И тут же всплыли в памяти воспоминания о Стрелецком бунте, когда он, десятилетний мальчишка, видел, как тело Артамона Матвеева было сброшено сверху, с Красного крыльца, и изрублено стрельцами. Вспомнил он и убитых тогда дядек, братьев матери, и многих других винно и безвинно погибших в этот день от рук стрельцов. Лицо привычно исказила гримаса, затем другая – признак надвигающегося гнева. В такие минуты Петр не мог контролировать выражение лица, хоть и понимал, что пугает своим видом всех вокруг. Начались эти судороги все в тот же страшный день 15 мая, когда он впервые увидел безудержную и безоглядную людскую жестокость и узнал страшное слово: БУНТ!
Вспомнилось, как здесь же его, десятилетнего, схватил, как кутенка, стрелец, приподнял и закричал:
– Вот оно, Нарышкинское отродье! Ишь, глазами вращает, будто кот! Вот удавить его, и Софью на царство!
Но, видно, Софья им такого приказа не отдавала!
Спрашивал при их последней встрече в Новодевичьем монастыре, куда позже она была подстрижена по его приказу. Глазами зыркнула из-под черного платка и отвернулась, так и не ответив. Видел, что за годы подавила гордыню, но до конца не смирилась!
Он только под конец жизни понял, что между ними было много общего и могла она стать ему помощницей и союзницей, если бы жизнь не поставила их друг против друга.
Еще девчонкой она часто забегала в Престольную палату, хоть и не место ей. Подбежит к батюшке, пока он один, поцелует и смеется. Девки и мамки в двери заглядывают, робеют, не знают, что делать. И дите одно не оставишь, и не гоже им на мужской половине быть.
– А что, батюшка, делаешь? Над чем думаешь? – спрашивала.
Алексей Михайлович удивлялся. Неужто дочери такое интересно? Вместо игры с девками и вышивания пришла к батюшке о делах слушать. Сказал однажды что-то, как отмахнулся. Смотрит, а в ее глазах интерес зажегся, слушает. Вроде даже понимает. Удивился царь, в другой раз поболе рассказал. И понял вскоре, что дочь у него с недюжинным умом. Была бы парнем, смело бы ей государство доверил. Но токмо беда, у него все девки рождались крепкие, здоровые, а сыновья больные, маялись многими скорбями. Петруша токмо удался! Крепкий, смышленый, бойкий, да мал еще!

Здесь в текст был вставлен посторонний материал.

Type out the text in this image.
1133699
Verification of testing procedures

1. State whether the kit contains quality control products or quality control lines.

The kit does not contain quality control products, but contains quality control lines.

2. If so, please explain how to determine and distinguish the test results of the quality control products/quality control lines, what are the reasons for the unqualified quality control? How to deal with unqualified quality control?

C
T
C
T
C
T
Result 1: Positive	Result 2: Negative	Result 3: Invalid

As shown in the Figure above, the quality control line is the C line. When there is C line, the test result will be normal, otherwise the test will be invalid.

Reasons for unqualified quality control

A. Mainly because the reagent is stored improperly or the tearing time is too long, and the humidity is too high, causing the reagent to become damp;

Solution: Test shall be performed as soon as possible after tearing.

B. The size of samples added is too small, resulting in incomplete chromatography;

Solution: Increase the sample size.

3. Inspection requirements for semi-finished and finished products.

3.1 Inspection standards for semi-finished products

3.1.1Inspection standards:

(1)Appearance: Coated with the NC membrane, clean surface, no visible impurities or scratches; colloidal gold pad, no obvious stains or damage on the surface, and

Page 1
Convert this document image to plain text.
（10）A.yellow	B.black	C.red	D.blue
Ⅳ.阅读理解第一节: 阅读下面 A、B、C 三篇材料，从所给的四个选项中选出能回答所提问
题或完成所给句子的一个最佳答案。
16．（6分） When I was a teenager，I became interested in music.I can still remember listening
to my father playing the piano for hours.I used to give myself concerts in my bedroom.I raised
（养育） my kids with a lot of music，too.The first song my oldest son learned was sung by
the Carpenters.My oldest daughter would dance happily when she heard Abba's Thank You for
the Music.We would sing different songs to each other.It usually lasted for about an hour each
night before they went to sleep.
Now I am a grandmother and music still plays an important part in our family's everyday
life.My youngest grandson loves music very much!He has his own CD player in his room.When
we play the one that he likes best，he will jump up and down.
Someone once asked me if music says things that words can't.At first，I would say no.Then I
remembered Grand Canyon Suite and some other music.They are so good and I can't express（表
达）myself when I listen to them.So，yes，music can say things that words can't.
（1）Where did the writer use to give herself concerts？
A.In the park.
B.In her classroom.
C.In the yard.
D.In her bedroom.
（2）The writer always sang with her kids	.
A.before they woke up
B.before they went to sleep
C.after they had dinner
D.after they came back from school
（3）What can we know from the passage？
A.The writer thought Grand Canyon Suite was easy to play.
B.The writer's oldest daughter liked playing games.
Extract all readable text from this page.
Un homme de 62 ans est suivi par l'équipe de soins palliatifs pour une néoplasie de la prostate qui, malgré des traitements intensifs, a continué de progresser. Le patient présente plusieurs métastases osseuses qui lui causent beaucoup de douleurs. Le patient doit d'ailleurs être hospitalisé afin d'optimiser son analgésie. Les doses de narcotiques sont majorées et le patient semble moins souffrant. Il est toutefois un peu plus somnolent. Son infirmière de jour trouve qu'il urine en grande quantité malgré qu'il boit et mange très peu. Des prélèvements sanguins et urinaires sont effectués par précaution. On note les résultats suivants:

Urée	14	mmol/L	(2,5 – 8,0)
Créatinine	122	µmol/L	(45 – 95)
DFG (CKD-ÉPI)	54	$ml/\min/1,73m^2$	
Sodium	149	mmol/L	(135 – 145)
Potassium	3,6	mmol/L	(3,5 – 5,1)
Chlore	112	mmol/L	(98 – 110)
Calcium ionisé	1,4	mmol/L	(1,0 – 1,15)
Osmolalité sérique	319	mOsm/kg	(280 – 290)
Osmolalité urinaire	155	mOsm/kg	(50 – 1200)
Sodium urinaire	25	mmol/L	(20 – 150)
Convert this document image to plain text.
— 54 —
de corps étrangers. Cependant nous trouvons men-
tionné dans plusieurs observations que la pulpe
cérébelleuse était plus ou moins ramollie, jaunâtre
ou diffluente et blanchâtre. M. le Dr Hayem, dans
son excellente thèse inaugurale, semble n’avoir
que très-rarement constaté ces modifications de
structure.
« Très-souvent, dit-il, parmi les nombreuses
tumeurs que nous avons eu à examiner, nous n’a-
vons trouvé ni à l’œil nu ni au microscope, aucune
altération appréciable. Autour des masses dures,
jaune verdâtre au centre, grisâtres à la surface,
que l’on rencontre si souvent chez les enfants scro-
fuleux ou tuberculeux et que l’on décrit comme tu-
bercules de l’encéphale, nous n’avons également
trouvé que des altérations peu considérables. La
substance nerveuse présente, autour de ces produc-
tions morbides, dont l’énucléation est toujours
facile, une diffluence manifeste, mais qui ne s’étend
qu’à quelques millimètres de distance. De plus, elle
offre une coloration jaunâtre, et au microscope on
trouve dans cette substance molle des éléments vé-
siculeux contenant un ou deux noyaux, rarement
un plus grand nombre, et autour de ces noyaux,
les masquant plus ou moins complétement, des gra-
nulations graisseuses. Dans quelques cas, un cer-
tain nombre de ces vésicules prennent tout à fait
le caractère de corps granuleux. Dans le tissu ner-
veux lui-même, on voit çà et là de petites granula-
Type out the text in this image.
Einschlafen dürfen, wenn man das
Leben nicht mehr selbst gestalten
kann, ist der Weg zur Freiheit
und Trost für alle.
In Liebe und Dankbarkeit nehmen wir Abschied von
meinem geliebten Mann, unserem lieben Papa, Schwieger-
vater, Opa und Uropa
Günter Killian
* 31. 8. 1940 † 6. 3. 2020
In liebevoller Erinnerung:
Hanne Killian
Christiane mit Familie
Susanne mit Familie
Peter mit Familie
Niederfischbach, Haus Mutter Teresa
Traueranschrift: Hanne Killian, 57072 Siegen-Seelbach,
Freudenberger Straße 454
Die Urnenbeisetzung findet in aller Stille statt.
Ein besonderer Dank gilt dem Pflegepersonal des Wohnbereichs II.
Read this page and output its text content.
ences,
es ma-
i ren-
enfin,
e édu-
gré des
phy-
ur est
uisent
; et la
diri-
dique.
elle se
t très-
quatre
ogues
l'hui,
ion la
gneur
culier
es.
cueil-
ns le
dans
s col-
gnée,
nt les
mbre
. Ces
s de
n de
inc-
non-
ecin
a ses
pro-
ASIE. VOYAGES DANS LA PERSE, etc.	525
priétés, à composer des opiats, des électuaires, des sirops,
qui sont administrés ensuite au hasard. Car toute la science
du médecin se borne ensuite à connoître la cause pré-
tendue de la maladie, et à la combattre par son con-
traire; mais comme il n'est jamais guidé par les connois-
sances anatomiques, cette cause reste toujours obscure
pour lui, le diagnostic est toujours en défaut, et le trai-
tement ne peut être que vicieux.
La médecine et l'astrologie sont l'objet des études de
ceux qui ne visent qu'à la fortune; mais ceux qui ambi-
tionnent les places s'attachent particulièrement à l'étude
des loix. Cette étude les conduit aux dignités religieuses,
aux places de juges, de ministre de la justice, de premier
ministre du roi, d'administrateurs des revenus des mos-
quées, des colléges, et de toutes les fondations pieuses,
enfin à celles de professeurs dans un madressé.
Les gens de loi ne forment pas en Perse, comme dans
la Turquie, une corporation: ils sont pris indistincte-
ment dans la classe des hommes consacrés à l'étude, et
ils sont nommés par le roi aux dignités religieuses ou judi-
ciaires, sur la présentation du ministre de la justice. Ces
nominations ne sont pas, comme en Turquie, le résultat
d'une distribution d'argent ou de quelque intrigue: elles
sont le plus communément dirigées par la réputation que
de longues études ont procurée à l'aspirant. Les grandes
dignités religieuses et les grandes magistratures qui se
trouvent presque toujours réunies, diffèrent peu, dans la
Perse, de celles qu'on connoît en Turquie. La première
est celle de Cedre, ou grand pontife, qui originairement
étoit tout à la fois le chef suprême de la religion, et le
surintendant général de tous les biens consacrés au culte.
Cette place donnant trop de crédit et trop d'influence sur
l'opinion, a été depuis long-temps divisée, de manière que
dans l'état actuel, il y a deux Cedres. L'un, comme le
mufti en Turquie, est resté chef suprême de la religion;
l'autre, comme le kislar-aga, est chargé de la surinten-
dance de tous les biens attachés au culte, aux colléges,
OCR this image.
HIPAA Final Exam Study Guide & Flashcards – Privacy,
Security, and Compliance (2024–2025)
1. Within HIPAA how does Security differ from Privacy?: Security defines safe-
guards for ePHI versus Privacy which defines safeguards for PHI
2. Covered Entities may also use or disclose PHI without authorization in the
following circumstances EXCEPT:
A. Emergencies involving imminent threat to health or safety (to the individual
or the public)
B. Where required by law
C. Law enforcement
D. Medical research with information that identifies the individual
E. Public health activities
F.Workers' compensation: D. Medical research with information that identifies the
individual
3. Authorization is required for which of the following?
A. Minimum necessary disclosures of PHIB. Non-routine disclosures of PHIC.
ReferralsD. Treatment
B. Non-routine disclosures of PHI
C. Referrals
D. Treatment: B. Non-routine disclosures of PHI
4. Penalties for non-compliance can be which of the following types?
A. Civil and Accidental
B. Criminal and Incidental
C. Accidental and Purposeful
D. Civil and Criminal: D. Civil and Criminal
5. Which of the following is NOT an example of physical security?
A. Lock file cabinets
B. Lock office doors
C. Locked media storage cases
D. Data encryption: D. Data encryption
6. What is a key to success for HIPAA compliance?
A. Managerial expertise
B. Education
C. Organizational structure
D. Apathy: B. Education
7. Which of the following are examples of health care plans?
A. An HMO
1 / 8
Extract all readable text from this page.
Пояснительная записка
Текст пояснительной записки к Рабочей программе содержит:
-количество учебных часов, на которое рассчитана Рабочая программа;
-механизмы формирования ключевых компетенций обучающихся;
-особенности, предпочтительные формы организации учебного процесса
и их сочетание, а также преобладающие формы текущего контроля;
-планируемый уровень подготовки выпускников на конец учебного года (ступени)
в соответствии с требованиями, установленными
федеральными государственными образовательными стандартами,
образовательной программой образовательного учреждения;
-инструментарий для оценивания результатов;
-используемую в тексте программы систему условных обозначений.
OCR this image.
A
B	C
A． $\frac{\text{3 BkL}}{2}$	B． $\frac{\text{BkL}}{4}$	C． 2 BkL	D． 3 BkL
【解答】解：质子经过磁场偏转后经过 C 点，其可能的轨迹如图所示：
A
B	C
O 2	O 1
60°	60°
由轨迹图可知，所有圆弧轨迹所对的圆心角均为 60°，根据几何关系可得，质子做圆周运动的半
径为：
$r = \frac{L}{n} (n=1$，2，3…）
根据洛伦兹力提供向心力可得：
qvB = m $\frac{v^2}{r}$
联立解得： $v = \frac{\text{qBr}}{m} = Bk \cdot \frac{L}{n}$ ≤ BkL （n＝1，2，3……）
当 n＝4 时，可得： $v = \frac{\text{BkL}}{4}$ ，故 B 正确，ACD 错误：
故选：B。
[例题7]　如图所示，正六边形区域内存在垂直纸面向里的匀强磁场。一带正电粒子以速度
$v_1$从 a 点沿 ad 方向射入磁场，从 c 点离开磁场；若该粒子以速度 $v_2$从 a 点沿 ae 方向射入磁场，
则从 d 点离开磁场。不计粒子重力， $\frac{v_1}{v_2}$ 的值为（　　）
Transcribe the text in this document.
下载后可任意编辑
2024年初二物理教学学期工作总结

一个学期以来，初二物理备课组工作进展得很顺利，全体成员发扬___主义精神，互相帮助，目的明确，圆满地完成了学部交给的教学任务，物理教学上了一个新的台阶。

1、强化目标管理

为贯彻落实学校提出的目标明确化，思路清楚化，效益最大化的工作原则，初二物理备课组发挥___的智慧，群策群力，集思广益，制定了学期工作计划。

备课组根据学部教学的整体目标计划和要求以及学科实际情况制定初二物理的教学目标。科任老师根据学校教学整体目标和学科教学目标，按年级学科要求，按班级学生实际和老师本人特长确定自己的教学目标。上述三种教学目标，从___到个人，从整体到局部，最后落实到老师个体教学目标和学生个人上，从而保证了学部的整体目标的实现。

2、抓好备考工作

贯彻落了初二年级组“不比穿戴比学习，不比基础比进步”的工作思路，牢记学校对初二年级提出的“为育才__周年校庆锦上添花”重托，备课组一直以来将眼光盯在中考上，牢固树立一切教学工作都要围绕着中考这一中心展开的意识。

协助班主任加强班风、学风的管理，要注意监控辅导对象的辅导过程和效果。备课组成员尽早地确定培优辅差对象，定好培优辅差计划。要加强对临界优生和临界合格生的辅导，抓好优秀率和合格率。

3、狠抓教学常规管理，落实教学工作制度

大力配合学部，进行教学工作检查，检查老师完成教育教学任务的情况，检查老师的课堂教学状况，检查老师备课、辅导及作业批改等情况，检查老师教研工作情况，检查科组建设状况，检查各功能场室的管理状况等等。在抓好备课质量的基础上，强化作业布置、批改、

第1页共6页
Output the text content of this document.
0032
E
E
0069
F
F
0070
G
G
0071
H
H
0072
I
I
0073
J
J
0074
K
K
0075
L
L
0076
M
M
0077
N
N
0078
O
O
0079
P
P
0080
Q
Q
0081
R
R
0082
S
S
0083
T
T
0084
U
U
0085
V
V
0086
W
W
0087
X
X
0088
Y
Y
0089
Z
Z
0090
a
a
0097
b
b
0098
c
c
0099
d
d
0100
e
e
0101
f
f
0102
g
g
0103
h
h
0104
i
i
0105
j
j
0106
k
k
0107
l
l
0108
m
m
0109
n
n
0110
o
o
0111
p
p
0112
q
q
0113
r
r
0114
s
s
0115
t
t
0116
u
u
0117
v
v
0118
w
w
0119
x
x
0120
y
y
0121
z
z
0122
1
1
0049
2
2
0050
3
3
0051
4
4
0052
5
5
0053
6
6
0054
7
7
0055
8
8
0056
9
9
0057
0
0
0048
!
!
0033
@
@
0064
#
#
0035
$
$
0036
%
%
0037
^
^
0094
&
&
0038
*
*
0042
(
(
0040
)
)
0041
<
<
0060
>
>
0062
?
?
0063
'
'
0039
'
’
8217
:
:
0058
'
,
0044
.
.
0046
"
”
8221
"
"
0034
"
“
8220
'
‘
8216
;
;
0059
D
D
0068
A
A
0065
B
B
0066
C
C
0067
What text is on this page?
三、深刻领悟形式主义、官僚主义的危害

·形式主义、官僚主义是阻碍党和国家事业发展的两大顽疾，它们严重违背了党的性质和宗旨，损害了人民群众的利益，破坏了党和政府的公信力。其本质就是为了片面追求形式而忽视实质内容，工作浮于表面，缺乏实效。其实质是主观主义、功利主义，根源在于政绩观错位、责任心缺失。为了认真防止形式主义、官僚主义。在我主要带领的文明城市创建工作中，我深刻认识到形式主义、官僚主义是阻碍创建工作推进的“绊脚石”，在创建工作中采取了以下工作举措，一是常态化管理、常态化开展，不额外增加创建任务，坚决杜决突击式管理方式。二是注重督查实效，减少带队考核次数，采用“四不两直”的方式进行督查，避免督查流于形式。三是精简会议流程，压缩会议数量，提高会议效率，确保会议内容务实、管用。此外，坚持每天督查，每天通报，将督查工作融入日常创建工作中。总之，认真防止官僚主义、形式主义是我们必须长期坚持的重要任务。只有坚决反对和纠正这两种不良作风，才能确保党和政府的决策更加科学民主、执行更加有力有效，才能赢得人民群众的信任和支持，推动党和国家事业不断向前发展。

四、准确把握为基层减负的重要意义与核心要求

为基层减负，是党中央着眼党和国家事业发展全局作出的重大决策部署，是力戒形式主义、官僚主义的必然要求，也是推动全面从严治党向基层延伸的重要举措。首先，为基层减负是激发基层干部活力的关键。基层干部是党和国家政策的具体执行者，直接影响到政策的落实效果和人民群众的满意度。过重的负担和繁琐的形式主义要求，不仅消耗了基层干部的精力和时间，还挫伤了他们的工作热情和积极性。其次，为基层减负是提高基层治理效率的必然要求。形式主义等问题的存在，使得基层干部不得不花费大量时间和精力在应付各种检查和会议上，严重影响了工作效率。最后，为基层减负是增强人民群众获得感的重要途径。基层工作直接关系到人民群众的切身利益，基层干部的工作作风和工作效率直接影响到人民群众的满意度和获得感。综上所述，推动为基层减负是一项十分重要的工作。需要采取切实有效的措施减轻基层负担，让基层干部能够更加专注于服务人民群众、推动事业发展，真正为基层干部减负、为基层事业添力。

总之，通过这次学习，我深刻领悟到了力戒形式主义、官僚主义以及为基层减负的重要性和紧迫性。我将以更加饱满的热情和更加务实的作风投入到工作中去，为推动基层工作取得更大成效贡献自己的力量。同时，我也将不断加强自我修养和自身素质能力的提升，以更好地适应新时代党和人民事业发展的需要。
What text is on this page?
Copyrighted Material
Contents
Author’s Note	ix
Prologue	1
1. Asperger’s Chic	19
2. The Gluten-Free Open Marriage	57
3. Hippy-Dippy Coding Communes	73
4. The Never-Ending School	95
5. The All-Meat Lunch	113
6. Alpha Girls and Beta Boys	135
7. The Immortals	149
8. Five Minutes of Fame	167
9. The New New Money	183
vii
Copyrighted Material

Петр помягчел сердцем, вспоминая, как сестра брала его на руки и тискала, а он радостно смеялся.
– Кто у нас тут такой пригожий! – говорила, а сама кончиком косы щекотала его нос. Ей нравилось, как он морщился и чихал.
– Ну, чистый кот. Да, батюшка? – обращалась она к отцу.
Петя смотрел на золотые ножки стола, вырезанные в виде лап льва, которые ему, четырехлетнему, было виднее всего, и возражал:
– Нет, я лев!
Софья хохотала, а отец начинал сердится.
– Да оставь ты его. Пошли оба. Мне работать надо!
С грустью оглядел Петр красные, с золотой росписью стены, сводчатые кокошниками своды, обтянутый парчой трон с двумя ступенями.
Стол по-прежнему стоял у окна. На нем чернильница, перо, уховертка, зуботычка, циркуль немецкий. Вспомнил, как батюшка, сидя за столом, сажал его на колени и, подставляя лист бумаги, показывал, как циркуль выделывает ровные круги. Петруша любил, когда отец сидел за столом. Это означало, что хоть осерчает, что мешается, но не прогонит. И он устраивался подле или забирался на просторный подоконник и смотрел через цветное стекло на Москву.
Во время длинных, скучных сидений, когда батюшка призывал сыновей к себе, Петр уставал глядеть на бородатых бояр, разодетых в дорогие шубы и высокие шапки. На стулице рядом с троном отца – Федор с постным лицом, оно не меняло скучного выражения, и Петруше хотелось выкинуть эдакое, чтобы тот засмеялся. Он представлял, как подбегает к важному боярину, с силой дергает за бороду, как все вскакивают, путаются в шубах, падают друг на друга, и начинал смеяться. Батюшка, осерчав, приказывал отвести его в детскую, а Федор с завистью смотрел ему вслед!
Наверх, в теремок на крыше – царство своего детства, куда вела витая лестница, не поднялся, не желая закрывать эту дверь в прошлое.